Moïse était surtout célèbre pour sa préférence pour les voitures par rapport aux transports en commun. Cela signifiait la construction d'autoroutes et de promenades dans les centres urbains afin de mieux desservir les banlieues en expansion rapide, plus riches et plus blanches (notamment le controversé Cross Bronx Expressway).
«[Moïse] a incité de nombreuses villes américaines à procéder à des travaux de modernisation parmi les plus étranges, les plus laids et les plus destructifs de l'histoire.» The Cross Bronx Expressway, ca. 1973. (via)

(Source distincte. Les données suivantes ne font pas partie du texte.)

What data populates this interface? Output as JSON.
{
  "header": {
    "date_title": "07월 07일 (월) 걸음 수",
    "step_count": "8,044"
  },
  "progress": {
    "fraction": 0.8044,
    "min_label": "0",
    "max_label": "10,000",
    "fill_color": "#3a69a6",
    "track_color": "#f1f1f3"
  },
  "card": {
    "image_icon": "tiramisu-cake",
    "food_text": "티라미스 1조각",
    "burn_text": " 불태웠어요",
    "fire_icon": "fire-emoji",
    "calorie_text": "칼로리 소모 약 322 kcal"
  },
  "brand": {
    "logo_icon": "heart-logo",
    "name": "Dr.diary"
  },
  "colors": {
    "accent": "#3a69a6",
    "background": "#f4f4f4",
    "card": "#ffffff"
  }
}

Il a également construit des parcs publics d'une manière qui interdisait délibérément les transports en commun, des logements sociaux interdisant aux personnes de couleur d'y vivre et des quartiers de communautés qui ne se sont pas encore complètement remis de ses politiques (y compris The Bronx). La conception américaine du «centre-ville», à savoir une friche effrayante, dépressive et toxicomane, était en partie le résultat de la politique de cet homme.
Ce que nous constatons actuellement dans des villes embourgeoisées telles que San Francisco, Chicago et Portland, est un rejet total de l'étalement suburbé de Moses, à faible densité de circulation, à trafic élevé et sans commodités. C’est vraiment une chose merveilleuse pour les résidents d’endroits comme LA, qui ont commencé à reconsidérer la nécessité d’un transport en commun efficace. Même la ville de New York, l'ancien terrain de jeu de Moses, a récupéré un certain nombre d'espaces réservés aux piétons au cours des dernières années, y compris le centre commercial autrefois notoire et désormais commercial.

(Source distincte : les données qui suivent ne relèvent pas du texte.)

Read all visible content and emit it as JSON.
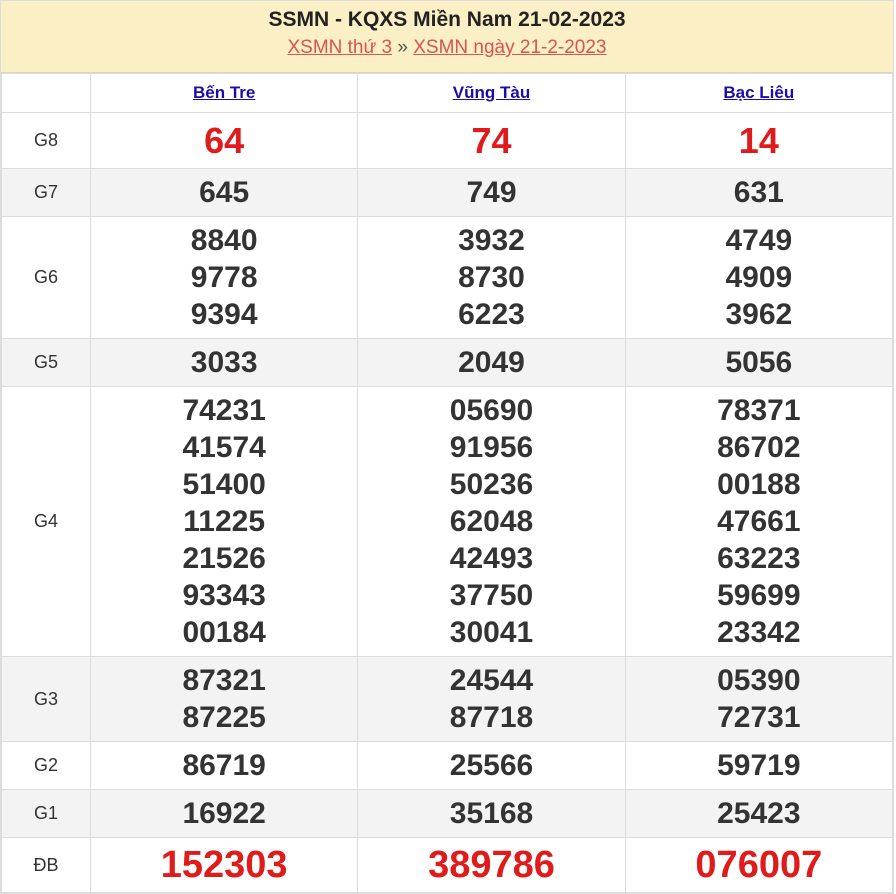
{
  "header": {
    "title": "SSMN - KQXS Miền Nam 21-02-2023",
    "link1": "XSMN thứ 3",
    "separator": "»",
    "link2": "XSMN ngày 21-2-2023"
  },
  "provinces": [
    "Bến Tre",
    "Vũng Tàu",
    "Bạc Liêu"
  ],
  "prizes": [
    {
      "label": "G8",
      "cols": [
        [
          "64"
        ],
        [
          "74"
        ],
        [
          "14"
        ]
      ]
    },
    {
      "label": "G7",
      "cols": [
        [
          "645"
        ],
        [
          "749"
        ],
        [
          "631"
        ]
      ]
    },
    {
      "label": "G6",
      "cols": [
        [
          "8840",
          "9778",
          "9394"
        ],
        [
          "3932",
          "8730",
          "6223"
        ],
        [
          "4749",
          "4909",
          "3962"
        ]
      ]
    },
    {
      "label": "G5",
      "cols": [
        [
          "3033"
        ],
        [
          "2049"
        ],
        [
          "5056"
        ]
      ]
    },
    {
      "label": "G4",
      "cols": [
        [
          "74231",
          "41574",
          "51400",
          "11225",
          "21526",
          "93343",
          "00184"
        ],
        [
          "05690",
          "91956",
          "50236",
          "62048",
          "42493",
          "37750",
          "30041"
        ],
        [
          "78371",
          "86702",
          "00188",
          "47661",
          "63223",
          "59699",
          "23342"
        ]
      ]
    },
    {
      "label": "G3",
      "cols": [
        [
          "87321",
          "87225"
        ],
        [
          "24544",
          "87718"
        ],
        [
          "05390",
          "72731"
        ]
      ]
    },
    {
      "label": "G2",
      "cols": [
        [
          "86719"
        ],
        [
          "25566"
        ],
        [
          "59719"
        ]
      ]
    },
    {
      "label": "G1",
      "cols": [
        [
          "16922"
        ],
        [
          "35168"
        ],
        [
          "25423"
        ]
      ]
    },
    {
      "label": "ĐB",
      "cols": [
        [
          "152303"
        ],
        [
          "389786"
        ],
        [
          "076007"
        ]
      ]
    }
  ],
  "colors": {
    "special": "#e01b1b",
    "link": "#1a0dab",
    "sublink": "#d9534f",
    "header_bg": "#faefc5"
  }
}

Pour ce qui est de créer des infrastructures plus solides et des communautés en meilleure santé dans les centres urbains, la gentrification est en fait une bonne chose. Mais au cours de ce processus de réurbanisation, les problèmes sous-jacents de racisme systémique et de classisme signifient que la gentrification favorise les mêmes personnes qui se sont rendues dans les banlieues plus sûres il y a cinquante ans - dont la majorité sont de race blanche.

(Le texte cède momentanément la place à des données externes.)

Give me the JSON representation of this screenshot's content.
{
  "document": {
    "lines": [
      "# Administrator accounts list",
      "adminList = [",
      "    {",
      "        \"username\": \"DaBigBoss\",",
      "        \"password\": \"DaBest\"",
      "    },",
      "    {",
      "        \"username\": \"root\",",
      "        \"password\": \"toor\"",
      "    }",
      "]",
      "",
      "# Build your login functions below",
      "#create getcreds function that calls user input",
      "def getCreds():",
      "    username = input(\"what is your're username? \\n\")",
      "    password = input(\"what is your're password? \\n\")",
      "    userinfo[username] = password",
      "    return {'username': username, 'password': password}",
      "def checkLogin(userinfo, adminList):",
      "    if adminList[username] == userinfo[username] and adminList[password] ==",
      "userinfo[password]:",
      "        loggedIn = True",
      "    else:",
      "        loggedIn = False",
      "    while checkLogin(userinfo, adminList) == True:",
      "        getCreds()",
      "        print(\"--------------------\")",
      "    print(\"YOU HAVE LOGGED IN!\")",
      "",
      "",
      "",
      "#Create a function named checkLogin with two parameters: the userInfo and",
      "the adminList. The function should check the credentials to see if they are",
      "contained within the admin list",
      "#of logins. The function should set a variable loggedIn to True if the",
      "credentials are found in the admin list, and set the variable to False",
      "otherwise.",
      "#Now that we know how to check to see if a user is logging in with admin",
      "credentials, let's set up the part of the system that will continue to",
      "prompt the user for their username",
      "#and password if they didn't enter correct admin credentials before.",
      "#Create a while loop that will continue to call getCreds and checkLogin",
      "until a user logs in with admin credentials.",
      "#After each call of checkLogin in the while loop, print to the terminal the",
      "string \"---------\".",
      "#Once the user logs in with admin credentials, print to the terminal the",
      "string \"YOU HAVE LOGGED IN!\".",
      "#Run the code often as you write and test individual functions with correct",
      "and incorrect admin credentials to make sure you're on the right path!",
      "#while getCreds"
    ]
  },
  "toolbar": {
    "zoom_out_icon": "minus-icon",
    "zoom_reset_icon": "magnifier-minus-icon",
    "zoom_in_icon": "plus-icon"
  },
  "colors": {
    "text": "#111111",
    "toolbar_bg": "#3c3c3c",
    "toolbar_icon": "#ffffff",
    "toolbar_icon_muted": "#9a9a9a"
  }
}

Mais les conséquences de la gentrification sont encore plus profondes
Ce que certains d’entre nous ne réalisent peut-être pas, c’est que cette incitation des citoyens à faible revenu à quitter la ville à la suite de hausses de loyer obscènes n’est pas seulement un problème moral: c’est une question de vie ou de mort. Nous l’avons vu après Katrina et Sandy et la petite tempête de neige qui a provoqué la fermeture d’Atlanta - les zones à faible densité de population ne peuvent pas gérer les catastrophes naturelles aussi efficacement que les endroits où les ressources sont proches et ce sont généralement les zones de plus en plus peuplées qui souffrent le plus de couleurs. que ce soit Vanport ou Lower 9 th Ward de la Nouvelle-Orléans.
9ème arrondissement après Katrina (via)
La gentrification n'est pas simplement un problème en raison du blanchiment culturel à Albina en Oregon, de la perturbation des services publics à San Francisco et du nombre limité de logements pour les citoyens à faible revenu à Brooklyn. Il s'agit d'un problème en raison des mêmes personnes qui ont lutté contre le pire des «quartiers déshérités».”Les jours des années 70, 80 et 90, sont maintenant obligés de se déplacer tranquillement à la périphérie de la ville pendant que la marée monte.